The xenoestrogens biphenol‐A and nonylphenol differentially regulate metalloprotease‐mediated shedding of EGFR ligands

Paulina Urriola‐Muñoz; Xue Li; Thorsten Maretzky; David R. McIlwain; Tak W. Mak; Juan G. Reyes; Carl P. Blobel; Ricardo D. Moreno

doi:10.1002/jcp.26097

journal article Aug 25, 2017

The xenoestrogens biphenol‐A and nonylphenol differentially regulate metalloprotease‐mediated shedding of EGFR ligands

Paulina Urriola‐Muñoz Xue Li

Thorsten Maretzky David R. McIlwain

Tak W. Mak

Juan G. Reyes Carl P. Blobel Ricardo D. Moreno

Journal of Cellular Physiology Vol. 233 No. 3 pp. 2247-2256 · Wiley

View at Publisher Save 10.1002/jcp.26097

Abstract

The xenoestrogens bisphenol‐A (BPA) and nonylphenol (NP) are endocrine disruptors used in the plastic polymer industry to manufacture different products for human use.
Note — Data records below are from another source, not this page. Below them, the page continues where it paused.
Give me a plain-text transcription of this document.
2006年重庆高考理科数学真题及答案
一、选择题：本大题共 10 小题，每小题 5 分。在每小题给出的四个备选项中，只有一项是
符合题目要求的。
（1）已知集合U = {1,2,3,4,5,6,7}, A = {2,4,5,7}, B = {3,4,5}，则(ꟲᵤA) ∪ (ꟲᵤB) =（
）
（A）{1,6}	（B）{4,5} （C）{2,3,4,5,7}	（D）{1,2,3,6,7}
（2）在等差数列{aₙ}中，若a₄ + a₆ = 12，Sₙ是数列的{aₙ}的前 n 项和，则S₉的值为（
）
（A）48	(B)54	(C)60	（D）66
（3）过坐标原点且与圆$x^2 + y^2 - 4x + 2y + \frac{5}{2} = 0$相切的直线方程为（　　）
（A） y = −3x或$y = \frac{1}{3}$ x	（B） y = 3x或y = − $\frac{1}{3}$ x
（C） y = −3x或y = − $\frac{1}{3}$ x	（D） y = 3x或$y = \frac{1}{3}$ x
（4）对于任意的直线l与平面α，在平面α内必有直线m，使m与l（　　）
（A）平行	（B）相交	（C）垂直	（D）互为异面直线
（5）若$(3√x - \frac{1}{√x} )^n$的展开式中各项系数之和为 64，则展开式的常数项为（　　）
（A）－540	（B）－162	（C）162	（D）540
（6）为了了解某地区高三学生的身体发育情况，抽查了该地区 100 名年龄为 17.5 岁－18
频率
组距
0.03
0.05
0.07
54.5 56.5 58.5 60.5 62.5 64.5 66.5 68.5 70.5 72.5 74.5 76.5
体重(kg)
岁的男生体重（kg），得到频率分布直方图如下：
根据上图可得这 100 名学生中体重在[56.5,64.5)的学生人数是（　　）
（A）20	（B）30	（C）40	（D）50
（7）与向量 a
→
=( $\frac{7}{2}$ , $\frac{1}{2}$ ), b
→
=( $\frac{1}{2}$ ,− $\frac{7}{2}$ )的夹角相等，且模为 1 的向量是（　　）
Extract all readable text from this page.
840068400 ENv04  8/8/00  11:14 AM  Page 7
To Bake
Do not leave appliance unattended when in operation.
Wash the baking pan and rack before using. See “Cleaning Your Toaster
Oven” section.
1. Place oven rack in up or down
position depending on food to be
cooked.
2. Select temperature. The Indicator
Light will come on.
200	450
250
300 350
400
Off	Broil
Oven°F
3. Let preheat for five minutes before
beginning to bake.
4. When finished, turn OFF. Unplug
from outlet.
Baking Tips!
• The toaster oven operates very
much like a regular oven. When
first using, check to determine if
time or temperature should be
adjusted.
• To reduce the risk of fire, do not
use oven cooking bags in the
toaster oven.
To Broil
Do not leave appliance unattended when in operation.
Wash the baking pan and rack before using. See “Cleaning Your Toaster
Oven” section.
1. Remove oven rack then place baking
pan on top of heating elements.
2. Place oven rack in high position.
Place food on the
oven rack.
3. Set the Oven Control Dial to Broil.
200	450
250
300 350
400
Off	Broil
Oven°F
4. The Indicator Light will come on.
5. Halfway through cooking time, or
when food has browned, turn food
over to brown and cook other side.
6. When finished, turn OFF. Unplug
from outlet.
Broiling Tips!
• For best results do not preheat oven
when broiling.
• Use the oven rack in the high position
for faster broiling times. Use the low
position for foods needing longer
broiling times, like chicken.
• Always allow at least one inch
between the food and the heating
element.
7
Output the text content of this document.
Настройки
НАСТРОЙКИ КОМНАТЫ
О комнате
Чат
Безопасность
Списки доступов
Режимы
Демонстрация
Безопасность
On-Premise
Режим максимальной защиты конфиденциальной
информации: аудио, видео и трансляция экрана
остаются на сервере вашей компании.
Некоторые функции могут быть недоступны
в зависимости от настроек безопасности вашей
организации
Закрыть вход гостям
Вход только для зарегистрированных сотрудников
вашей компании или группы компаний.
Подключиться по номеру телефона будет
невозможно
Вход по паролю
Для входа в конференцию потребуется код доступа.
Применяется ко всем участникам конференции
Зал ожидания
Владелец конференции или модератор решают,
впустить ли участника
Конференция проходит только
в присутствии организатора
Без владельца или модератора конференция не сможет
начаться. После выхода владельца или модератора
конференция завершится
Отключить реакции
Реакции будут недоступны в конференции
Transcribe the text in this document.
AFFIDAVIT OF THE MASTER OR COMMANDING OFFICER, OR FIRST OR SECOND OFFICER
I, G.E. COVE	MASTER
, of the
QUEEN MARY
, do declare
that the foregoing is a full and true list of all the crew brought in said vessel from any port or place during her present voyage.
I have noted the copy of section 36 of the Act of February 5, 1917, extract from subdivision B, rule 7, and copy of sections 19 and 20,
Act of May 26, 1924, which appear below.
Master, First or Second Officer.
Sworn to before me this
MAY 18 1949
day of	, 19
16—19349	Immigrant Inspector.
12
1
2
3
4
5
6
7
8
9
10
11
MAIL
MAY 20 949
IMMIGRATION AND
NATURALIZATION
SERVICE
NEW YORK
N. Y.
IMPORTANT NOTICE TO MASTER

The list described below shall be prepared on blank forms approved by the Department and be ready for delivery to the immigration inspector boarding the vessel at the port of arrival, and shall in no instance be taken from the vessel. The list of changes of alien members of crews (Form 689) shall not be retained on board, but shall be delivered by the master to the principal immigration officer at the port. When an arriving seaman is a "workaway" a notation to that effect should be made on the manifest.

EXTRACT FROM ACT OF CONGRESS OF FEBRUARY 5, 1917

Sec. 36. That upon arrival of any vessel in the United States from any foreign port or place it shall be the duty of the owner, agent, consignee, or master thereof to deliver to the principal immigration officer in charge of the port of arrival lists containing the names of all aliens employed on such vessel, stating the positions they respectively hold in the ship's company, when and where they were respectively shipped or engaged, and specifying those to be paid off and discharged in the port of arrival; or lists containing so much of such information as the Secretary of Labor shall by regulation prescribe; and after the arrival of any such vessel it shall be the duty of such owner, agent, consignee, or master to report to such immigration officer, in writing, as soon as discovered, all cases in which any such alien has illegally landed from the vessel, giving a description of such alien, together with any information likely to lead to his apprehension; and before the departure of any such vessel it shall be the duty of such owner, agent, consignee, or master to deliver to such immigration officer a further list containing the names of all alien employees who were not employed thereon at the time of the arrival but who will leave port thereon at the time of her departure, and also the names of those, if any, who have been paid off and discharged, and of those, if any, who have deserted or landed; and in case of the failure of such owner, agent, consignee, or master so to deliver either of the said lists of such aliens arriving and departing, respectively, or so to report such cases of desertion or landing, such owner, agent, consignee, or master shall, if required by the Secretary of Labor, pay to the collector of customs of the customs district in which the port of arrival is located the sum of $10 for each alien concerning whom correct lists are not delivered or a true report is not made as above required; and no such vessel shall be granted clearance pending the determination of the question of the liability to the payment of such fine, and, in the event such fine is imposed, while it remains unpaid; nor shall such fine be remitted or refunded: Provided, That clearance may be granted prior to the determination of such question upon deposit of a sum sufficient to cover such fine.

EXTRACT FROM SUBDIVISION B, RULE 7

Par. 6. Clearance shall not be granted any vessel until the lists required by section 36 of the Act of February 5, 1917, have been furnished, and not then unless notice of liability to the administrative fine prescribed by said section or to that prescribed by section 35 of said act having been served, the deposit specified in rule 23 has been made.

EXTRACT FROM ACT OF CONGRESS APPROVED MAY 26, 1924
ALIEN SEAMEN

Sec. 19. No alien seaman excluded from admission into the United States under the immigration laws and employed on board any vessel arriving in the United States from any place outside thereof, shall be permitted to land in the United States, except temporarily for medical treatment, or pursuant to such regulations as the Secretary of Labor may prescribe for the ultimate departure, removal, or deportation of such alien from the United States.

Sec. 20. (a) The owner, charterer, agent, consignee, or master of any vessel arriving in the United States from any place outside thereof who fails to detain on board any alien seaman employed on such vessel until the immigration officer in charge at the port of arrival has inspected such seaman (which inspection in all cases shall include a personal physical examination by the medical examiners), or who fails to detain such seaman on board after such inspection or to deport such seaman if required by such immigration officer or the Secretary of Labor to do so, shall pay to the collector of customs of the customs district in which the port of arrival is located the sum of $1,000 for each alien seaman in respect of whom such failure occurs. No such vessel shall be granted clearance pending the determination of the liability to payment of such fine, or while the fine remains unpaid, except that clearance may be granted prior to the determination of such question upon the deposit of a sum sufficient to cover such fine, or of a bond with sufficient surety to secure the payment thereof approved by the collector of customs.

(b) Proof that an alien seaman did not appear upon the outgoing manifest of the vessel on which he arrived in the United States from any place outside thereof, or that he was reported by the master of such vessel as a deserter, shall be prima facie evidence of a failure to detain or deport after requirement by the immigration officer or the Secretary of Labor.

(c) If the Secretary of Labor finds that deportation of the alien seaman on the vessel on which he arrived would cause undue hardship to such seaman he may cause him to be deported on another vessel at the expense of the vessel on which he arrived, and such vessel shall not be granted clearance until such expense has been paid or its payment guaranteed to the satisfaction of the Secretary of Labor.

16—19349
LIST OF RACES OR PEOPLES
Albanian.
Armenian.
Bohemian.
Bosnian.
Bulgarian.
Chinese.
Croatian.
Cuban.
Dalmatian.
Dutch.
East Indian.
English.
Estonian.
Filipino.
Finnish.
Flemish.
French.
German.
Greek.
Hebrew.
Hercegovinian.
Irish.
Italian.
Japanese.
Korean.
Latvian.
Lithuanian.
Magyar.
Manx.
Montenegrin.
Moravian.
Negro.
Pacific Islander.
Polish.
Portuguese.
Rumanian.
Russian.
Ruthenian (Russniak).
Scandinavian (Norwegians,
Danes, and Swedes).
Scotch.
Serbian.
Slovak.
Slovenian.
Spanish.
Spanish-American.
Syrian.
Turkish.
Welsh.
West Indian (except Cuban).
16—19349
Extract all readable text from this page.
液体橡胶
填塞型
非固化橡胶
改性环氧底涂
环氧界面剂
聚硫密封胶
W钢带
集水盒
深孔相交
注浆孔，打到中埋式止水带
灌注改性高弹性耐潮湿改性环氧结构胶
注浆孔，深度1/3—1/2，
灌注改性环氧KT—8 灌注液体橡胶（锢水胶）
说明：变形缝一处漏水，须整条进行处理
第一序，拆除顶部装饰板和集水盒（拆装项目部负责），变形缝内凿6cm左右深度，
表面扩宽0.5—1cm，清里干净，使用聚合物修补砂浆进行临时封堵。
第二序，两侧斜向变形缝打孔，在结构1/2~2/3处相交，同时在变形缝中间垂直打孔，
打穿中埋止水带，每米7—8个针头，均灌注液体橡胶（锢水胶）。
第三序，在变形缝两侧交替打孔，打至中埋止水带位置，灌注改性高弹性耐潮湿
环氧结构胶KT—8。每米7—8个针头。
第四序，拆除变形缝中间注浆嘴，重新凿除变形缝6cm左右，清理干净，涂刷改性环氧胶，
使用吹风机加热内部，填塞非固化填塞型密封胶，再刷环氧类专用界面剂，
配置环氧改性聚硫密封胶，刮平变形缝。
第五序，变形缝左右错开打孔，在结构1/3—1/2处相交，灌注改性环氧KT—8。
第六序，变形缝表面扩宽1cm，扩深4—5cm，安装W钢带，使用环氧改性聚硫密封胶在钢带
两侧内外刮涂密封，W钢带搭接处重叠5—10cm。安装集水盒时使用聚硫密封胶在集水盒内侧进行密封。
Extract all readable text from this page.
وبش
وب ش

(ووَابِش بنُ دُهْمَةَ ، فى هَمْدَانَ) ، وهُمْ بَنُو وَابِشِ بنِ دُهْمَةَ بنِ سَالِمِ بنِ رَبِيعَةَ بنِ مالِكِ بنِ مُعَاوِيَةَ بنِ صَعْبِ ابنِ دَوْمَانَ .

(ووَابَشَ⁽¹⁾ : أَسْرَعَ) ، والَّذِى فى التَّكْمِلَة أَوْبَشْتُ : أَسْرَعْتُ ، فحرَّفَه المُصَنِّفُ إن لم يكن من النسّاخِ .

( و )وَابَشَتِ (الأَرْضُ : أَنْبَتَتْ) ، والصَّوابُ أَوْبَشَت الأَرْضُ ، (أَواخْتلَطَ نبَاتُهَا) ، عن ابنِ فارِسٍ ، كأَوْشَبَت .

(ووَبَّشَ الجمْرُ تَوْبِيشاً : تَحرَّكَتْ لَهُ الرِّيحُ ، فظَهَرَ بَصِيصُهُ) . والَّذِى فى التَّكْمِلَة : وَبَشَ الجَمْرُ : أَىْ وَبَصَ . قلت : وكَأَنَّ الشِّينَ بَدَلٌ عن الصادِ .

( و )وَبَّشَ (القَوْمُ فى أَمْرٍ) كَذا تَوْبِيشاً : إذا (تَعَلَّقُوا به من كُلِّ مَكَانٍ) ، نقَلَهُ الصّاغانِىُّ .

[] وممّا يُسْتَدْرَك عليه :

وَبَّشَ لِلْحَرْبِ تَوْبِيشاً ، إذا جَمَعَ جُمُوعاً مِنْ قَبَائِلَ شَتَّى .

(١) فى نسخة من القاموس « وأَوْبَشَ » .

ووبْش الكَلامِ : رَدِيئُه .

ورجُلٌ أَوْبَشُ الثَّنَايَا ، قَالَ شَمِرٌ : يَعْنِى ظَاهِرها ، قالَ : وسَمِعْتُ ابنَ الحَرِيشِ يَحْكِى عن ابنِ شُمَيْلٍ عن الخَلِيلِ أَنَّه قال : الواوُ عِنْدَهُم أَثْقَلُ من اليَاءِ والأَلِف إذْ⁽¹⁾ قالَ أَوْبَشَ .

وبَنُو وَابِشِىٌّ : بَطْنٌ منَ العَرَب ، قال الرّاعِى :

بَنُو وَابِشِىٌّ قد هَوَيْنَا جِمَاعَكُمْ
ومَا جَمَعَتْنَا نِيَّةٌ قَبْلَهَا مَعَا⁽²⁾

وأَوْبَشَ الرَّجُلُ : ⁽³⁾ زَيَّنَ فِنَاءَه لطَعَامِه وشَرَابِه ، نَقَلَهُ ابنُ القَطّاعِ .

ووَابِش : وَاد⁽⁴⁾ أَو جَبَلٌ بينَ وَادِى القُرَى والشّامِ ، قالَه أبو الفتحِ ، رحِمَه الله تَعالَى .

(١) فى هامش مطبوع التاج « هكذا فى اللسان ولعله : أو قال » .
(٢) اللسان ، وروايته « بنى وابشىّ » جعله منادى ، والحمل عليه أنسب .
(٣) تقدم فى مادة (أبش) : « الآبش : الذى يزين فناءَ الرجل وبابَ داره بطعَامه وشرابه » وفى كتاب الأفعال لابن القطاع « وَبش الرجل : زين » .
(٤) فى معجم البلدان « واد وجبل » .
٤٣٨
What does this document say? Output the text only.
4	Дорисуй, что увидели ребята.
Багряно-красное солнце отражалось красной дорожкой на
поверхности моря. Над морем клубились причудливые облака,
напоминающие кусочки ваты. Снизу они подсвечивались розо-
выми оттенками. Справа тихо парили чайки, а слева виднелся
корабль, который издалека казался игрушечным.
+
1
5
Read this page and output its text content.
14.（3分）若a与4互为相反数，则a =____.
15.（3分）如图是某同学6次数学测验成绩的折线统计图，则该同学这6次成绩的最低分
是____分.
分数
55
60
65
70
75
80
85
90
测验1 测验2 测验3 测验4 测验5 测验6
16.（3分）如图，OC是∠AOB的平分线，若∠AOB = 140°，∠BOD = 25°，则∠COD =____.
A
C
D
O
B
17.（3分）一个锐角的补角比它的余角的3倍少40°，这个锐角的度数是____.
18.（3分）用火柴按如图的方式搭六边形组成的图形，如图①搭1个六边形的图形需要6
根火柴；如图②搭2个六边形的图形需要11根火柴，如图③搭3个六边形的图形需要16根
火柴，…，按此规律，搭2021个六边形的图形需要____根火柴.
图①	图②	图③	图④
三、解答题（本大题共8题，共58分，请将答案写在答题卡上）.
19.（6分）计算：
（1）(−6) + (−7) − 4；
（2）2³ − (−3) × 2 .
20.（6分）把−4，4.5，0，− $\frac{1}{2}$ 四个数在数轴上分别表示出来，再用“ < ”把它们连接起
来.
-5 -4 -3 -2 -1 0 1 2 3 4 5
Previous studies have suggested a role of these compounds in the shedding of signaling molecules, such as tumor necrosis factor α (TNF‐α). The aim of this work was to evaluate the effect of BPA and NP on the sheddase ADAM17 and its newly discovered regulators iRhom1 and iRhom2 in the release of EGFR‐ligands. We report that BPA and NP can stimulate the release of the ADAM17‐substrates HB‐EGF and TGF‐α. In cells lacking ADAM17 (Adam17−/− mEFs) BPA‐stimulated release of HB‐EGF, but not TGF‐α, was strongly reduced, whereas NP‐stimulated shedding of HB‐EGF and TGF‐α was completely abolished. Inactivation of both ADAM17 and the related ADAM10 (Adam10/17−/− mEFs) completely prevented the release of these substrates. In the absence of iRhom1, BPA‐ or NP‐stimulated release of HB‐EGF or TGF‐α was comparable to wild‐type control mEFs, conversely the BPA‐induced release of HB‐EGF was abolished in iRhom2−/− mEFs. The defect in shedding of HB‐EGF in iRhom2−/− mEF cells could be rescued by overexpressing iRhom2. Interestingly, the NP‐stimulated release of HB‐EGF was not affected by the absence of iRhom2, suggesting that NP could potentially activate both ADAM10 and ADAM17. We tested this hypothesis using betacellulin (BTC), an EGFR‐ligand that is a substrate for ADAM10. We found that NP, but not BPA stimulated the release of BTC in Adam17−/−, iRhom2−/−, or iRhom1/2−/−, but not in Adam10/17−/− cells. Taken together, our results suggest that BPA and NP stimulate the release of EGFR‐ligands by differentially activating ADAM17 or ADAM10. The identification of specific effects of these endocrine disruptors on ADAM10 and ADAM17 will help to provide a better understanding of their roles in cell signaling and proinflammatory processes, and provide new potential targets for treatment of reproductive or inflammatory diseases such as asthma or breast cancer that are promoted by xenoestrogens.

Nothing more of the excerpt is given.